В «Диогене» не было ни каминов, ни старинных кресел, но там все равно рассказывали истории.

В основном в клубе пили мужчины, хотя время от времени появлялись и дамы, а Нора даже приобрела изящный предмет обстановки в виде помощницы, златовласой польки, которая обращалась ко всем «даракуша» и опрокидывала рюмочку всякий раз, когда оказывалась за барной стойкой. Нагрузившись по самое не хочу, она сообщала всем и каждому, что происходит из графского рода, и умоляла сохранить эту тайну и не рассказывать никому.

Разумеется, в клуб захаживали актеры и писатели. Монтажеры, радиоведущие, полицейские и забулдыги. Люди со свободным графиком. Люди, которые задерживались допоздна или не хотели идти домой. Иногда там собиралось человек двенадцать, а то и больше. А бывало, я забредал туда и оказывался единственным посетителем – в таких случаях я брал один виски, выпивал его и уходил.

В тот вечер шел дождь, и после полуночи в клубе осталось четверо.

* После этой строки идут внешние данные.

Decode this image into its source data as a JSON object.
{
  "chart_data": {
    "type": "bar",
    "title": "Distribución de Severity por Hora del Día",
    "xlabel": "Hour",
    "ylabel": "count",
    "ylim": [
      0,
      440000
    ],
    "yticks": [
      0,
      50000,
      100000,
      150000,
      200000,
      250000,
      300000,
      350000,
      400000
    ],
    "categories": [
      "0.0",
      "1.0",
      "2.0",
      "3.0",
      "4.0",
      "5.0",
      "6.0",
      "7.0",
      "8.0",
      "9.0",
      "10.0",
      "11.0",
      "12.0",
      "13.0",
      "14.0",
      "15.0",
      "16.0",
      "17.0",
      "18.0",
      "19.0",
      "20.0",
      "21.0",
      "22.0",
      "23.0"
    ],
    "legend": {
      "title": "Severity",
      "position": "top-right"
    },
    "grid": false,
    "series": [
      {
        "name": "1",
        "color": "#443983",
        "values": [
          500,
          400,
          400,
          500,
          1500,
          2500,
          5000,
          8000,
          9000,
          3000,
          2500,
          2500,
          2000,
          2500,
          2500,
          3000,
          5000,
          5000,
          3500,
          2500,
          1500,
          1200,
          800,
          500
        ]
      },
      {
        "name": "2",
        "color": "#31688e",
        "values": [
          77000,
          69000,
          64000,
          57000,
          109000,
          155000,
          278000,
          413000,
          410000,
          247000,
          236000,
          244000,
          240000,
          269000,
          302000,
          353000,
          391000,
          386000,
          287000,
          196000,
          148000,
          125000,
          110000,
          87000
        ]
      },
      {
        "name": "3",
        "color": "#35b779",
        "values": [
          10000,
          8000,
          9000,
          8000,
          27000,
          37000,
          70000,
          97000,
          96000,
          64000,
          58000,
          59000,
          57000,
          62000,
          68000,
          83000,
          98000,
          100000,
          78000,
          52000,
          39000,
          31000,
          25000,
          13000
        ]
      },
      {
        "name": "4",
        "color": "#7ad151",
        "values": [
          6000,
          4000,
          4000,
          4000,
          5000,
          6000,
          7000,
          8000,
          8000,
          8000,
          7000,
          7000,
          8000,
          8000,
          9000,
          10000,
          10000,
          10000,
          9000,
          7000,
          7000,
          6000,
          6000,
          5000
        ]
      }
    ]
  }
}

Нора с товаркой сидели у стойки, трудились над сценарием своего комедийного шоу. Главной героиней в нем была веселая толстушка, владелица питейного клуба, и ее чокнутая помощница, аристократическая заграничная блондинка, которая смешно коверкала английские слова. Похоже на «Будем здоровы»[13]13
  «Будем здоровы» («Cheers», 1982–1993) – американский ситком, действие которого происходит в бостонском баре «Будем здоровы», где регулярно встречается группа завсегдатаев; один из центральных персонажей – бармен Сэм Мэлоун, бывший бейсболист и алкоголик в завязке.


[Закрыть]
, говорила всем Нора. Комичного еврея-домохозяина назвали в мою честь. Иногда Нора показывала мне сценарий.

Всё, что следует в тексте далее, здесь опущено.